Zhang has done comparative studies on fossils of extinct elephants from across museums in Europe, East Africa, Asia and the U.S. Though he was not part of the team that visited Jammu, his analysis of the specimen contributed to the identification of the specimen. "The Pampore elephant skull adds to our knowledge of a potential missing link in the understanding of Palaeoloxodon evolution," says Zhang. Palaeoloxodon are colloquially called 'straight-tusked' elephants and are among the largest land mammals to ever walk on Earth. They originated in Africa, and the fossils from there do not show a prominently developed skull crest. "The Pampore skull is, in most other ways, like in dentition, similar to P. namadicus from central India. But in a few details such as the shape of the massive tusk sockets, and lacking a bony depression on the eye socket seen in P. namadicus, it is somewhat more similar to the European species P. antiquus," he says.
While the woolly mammoth is the most famous ancient tusker, Zhang says there were at least 40 species of elephants that have gone extinct. Six of these species lived in Asia. Today, there are only three elephant species left, the African forest elephant (Loxodonta cyclotis), the African savannah elephant (Loxodonta africana) and the Asian elephant (Elephas maximus).
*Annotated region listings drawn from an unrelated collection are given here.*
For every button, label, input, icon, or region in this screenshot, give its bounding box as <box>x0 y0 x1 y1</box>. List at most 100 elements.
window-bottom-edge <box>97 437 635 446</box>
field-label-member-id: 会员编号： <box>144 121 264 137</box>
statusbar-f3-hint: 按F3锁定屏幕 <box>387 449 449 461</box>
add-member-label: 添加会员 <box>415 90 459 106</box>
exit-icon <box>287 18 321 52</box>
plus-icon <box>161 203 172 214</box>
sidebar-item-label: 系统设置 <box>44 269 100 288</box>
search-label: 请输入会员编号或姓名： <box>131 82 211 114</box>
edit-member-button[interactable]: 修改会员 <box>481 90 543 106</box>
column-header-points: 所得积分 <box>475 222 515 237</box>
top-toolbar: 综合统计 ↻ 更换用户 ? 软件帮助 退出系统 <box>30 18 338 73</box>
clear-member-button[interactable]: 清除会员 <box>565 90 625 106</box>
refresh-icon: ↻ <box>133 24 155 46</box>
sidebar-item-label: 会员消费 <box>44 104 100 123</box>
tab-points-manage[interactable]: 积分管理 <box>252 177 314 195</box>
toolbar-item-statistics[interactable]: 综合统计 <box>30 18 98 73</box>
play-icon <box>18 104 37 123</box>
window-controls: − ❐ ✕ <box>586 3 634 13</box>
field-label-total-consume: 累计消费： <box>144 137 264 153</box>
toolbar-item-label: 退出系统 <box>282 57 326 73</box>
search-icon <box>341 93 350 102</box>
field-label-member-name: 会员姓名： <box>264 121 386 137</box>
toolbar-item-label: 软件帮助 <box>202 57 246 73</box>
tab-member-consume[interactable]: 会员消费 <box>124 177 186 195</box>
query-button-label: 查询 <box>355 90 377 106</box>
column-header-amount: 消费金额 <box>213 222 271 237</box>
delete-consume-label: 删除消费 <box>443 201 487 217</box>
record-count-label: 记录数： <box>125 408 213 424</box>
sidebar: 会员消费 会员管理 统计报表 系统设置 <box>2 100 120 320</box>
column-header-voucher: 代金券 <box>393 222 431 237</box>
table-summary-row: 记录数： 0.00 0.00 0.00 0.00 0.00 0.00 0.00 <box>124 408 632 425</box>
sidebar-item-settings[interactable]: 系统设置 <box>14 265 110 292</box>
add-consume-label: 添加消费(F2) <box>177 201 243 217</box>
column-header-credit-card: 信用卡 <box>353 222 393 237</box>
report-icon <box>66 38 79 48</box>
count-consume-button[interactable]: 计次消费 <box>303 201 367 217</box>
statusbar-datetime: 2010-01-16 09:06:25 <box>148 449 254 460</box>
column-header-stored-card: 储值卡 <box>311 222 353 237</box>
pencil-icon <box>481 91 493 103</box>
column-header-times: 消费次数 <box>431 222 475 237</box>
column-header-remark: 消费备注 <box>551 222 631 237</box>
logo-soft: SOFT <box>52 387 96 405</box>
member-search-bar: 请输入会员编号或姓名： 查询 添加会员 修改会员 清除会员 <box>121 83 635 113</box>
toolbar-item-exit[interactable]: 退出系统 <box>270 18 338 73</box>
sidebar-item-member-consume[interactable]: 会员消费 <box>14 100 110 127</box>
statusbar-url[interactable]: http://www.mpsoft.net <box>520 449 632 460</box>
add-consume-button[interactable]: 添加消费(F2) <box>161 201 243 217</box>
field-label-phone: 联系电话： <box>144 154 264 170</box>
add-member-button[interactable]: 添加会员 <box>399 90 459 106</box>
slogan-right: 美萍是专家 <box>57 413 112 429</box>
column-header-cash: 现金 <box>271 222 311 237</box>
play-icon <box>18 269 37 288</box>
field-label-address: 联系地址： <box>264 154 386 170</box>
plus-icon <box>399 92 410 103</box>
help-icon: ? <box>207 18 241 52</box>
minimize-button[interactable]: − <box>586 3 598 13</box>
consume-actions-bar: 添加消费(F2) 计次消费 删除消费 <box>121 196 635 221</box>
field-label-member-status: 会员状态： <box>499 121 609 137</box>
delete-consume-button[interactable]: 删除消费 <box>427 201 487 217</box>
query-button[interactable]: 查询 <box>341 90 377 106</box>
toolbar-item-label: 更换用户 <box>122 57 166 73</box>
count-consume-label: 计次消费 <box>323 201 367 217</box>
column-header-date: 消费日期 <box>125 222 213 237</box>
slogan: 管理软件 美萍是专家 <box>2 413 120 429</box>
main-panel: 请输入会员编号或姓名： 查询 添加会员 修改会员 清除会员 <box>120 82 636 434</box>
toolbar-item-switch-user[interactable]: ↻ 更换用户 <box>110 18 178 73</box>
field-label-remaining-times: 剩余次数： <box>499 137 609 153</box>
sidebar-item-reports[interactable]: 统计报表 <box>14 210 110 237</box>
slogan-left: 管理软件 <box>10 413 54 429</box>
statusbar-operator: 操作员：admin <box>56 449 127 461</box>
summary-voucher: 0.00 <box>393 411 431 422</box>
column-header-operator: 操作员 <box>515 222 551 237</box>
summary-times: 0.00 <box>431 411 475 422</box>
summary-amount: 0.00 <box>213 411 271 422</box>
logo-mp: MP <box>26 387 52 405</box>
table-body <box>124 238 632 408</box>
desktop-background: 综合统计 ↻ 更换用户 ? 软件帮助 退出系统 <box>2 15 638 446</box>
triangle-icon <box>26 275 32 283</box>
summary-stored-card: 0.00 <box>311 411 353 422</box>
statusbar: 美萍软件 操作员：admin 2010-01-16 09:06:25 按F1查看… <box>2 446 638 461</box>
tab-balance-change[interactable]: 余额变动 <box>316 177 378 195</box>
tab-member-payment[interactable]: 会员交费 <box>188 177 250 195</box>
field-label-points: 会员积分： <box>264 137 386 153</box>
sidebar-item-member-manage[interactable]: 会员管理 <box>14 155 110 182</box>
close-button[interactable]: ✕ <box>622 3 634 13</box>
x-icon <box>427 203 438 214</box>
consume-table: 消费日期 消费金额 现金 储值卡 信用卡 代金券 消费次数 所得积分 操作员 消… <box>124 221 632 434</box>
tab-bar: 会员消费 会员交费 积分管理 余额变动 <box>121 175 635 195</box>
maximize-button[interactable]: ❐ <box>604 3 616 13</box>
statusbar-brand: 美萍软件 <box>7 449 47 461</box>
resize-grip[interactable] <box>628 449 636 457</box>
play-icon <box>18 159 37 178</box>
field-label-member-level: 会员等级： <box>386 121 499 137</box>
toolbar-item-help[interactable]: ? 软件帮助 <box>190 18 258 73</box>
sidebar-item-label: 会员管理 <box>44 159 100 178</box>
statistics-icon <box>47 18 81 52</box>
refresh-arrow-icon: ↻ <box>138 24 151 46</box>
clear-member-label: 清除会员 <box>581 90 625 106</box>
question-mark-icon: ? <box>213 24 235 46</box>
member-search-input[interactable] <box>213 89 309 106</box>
Complete elephant skulls are rare to find, because they are filled with air sacs to reduce weight. Most are identifiable from the teeth, but P. antiquus, P. namadicus and P. turkmenicus are exceedingly difficult to tell apart from just dentition. "That is why near-complete skulls like the one from Pampore are important," he explains.
Researchers see the animal fossils and tool remnants as the earliest evidence of animal butchery in the Indian subcontinent.
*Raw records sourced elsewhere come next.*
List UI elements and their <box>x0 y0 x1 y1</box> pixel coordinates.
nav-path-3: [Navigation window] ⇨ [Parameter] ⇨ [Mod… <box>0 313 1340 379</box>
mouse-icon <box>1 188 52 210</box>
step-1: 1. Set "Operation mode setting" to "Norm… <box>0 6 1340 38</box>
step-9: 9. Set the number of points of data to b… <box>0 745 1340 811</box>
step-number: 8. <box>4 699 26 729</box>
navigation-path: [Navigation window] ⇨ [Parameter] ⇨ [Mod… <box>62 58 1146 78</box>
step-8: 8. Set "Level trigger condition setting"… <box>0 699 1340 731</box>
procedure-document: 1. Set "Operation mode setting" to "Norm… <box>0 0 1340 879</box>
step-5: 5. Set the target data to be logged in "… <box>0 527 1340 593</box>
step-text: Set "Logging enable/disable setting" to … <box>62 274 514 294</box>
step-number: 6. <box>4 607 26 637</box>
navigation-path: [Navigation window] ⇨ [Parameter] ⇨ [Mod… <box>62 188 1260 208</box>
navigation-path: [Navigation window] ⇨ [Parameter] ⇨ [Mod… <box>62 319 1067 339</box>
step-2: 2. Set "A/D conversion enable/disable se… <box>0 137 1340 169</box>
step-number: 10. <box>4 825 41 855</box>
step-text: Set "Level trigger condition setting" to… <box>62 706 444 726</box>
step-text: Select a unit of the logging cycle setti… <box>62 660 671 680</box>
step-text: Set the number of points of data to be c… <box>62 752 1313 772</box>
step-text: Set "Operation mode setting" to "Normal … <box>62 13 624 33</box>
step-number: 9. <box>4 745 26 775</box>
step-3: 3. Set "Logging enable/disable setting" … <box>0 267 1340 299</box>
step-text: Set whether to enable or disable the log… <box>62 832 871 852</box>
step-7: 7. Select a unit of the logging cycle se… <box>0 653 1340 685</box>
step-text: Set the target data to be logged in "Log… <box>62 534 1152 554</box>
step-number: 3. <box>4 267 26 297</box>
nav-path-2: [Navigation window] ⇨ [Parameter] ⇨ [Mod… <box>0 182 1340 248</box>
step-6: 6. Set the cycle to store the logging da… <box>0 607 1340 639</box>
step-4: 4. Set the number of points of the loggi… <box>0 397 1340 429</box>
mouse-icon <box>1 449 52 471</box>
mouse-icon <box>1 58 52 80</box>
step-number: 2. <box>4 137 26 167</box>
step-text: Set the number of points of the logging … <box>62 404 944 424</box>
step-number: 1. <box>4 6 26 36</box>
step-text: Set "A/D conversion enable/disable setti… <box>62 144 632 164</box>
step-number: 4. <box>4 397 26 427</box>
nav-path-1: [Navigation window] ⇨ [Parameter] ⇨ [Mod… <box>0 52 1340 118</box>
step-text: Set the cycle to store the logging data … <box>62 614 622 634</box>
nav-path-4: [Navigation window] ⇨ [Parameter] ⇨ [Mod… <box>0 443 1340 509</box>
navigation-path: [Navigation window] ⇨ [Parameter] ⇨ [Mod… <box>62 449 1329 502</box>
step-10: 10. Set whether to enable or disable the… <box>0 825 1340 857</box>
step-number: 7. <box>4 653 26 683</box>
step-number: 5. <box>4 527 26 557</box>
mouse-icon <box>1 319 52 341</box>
"We have actually confirmed that the remains belong to three elephants, one of which was a juvenile," says Advait Jukar, curator at the Florida Museum of Natural History and one of the investigators. Analysing the shape, deformities and density of the skull bones, the researchers conclude that the adult male (whose skull was found) was in its prime, but was suffering from sinusitis, which may have weakened it. Sinusitis is a common infection in elephants, given their extensive sinus cavities. Were the elephants, which were in a bog, hunted before butchering, or were they already dead?
"We cannot say whether they were hunted or scavenged, we only have evidence of butchery," says Jukar. The evidence of butchery came from three observations: bone shards show signs of impact; finding tools and skeleton in the same sediment; finding core and flakes at the same site, which formed the best confirmation that the stones were brought from elsewhere but prepared for the cutting at the spot. "Hominins did this a lot," says Jukar.
Vivesh Kapur, a vertebrate palaeontologist at the Birbal Sahni Institute of Palaeosciences, Lucknow, who was not part of the research, notes that the evidence of butchery is a rare find. He adds that finding older records of the species from Asia and the subcontinent "are warranted to fully comprehend the evolutionary history and the geographic distribution of Palaeoloxodon".
For Bhat, now 66 years old, it has been a long wait to get the Pampore fossils their due. In fact, even after the experts' visit in 2019, the COVID-19 pandemic further delayed their work, and it was only in October 2024 that the two papers were published. "My aim was to bring the enormity of the find to the world, and to get the site recognised."